Protesters have turned up at a rally in Moscow to denounce the government's Stalin-era tactics. (AAP)

Protesters have turned up at a rally in Moscow to denounce the government's Stalin-era tactics. (AAP)

Stalin-era tactics including show trials and camp sentences are being employed by the Russian government, a prominent rights group says.

Russia's leaders are using Stalin-era tactics against the opposition, including show trials and camp sentences, one of its most authoritative rights groups has warned as hundreds of people protest in Moscow.

Rights group Memorial slammed the treatment of activists after two members of the Pussy Riot feminist punk rock group were sent to prison camps for a protest against President Vladimir Putin and several protest leaders were charged in criminal probes.

"The events of recent weeks show that in its dialogue with the opposition, the Russian authorities intend to rely on the language of repression - arrests, courts, camps," Memorial said.

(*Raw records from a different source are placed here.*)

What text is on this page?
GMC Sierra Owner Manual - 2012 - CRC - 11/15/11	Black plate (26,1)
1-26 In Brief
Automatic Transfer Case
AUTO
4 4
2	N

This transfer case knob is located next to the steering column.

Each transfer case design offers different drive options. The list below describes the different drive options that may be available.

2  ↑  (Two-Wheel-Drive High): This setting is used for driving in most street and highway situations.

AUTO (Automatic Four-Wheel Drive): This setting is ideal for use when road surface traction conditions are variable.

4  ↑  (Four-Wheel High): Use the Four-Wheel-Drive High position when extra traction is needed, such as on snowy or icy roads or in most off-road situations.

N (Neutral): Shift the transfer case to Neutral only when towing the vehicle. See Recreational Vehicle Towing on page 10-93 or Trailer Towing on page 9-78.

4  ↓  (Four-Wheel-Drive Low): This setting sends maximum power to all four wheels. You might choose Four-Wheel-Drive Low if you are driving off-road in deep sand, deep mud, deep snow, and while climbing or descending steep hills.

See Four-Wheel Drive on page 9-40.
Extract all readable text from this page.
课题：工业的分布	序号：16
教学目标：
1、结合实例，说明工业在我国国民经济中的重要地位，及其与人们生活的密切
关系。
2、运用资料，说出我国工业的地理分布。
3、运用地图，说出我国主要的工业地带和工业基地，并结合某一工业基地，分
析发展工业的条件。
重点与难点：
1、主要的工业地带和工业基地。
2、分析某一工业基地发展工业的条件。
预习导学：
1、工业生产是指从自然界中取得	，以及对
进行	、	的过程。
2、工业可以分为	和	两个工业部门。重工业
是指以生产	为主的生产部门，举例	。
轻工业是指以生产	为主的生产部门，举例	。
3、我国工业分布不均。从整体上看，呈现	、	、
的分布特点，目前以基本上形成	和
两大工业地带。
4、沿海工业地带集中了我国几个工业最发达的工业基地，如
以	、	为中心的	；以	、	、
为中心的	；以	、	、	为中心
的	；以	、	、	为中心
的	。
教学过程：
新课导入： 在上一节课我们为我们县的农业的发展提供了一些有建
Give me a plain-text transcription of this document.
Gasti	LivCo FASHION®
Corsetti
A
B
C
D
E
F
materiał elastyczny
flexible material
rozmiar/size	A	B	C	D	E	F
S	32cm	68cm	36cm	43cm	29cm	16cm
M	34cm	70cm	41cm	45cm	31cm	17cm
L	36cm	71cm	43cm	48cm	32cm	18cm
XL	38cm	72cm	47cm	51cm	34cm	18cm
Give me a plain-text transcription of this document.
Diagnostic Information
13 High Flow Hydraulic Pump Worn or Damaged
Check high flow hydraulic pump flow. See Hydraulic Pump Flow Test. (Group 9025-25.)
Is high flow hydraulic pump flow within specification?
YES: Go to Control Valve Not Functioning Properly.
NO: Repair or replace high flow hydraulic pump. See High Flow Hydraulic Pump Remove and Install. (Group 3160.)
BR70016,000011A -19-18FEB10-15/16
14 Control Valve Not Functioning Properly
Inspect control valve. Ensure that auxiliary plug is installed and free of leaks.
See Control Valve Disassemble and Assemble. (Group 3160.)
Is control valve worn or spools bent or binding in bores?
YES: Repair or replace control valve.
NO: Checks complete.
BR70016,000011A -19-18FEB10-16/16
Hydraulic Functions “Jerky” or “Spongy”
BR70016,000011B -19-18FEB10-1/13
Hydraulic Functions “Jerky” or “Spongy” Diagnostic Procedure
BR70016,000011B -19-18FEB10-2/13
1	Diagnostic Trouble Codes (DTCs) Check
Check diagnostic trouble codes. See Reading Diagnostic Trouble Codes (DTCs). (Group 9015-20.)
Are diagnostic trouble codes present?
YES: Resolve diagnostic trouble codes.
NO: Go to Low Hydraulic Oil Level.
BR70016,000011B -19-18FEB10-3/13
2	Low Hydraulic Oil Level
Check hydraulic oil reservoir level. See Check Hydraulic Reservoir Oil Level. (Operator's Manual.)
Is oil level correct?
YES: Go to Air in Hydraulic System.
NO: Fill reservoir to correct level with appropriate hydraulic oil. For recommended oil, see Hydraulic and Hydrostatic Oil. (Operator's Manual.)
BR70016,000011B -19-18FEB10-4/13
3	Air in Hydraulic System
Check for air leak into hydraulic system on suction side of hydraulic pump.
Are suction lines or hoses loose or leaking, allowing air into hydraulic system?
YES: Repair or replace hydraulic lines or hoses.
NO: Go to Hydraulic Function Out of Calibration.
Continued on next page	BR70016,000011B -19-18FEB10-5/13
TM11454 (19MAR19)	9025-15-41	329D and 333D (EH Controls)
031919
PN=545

Its statement came during annual events in Russia to remember the victims of political repression, including a reading outside the Lubyanka security service headquarters of the names of victims killed during purges under Josef Stalin's rule.

Braving freezing rain in the Russian capital, hundreds of people turned out in central Moscow in a protest to denounce the arrest and detention of activists under Putin's rule.

Police said 800 people were present, although protest leader Sergei Udaltsov, himself charged last week by the authorities for planning mass riots, said at least 2000 people turned up. There were no reports of arrests.

Several protesters held placards urging freedom for activist Leonid Razvozzhayev, who is being held in a Moscow prison and claims to have been kidnapped from Ukraine and then forced to confess a plot to stage mass riots.

Memorial said in its statement that "once again Russia is being pushed onto its usual and tragic path.

"Once again, as in the 1920s and 1930s, the experience of fabricating political show trials is in demand," it commented.

Russia's leaders seem to have no sense of history repeating itself, the rights group said.

"We are not addressing the historical responsibility of our government leaders. They are apparently lacking this feeling," it said.

Both Putin and his predecessor Dmitry Medvedev have spoken out against Stalin-era repression, but only sporadically, and Russia has resisted opening up its archives from the period.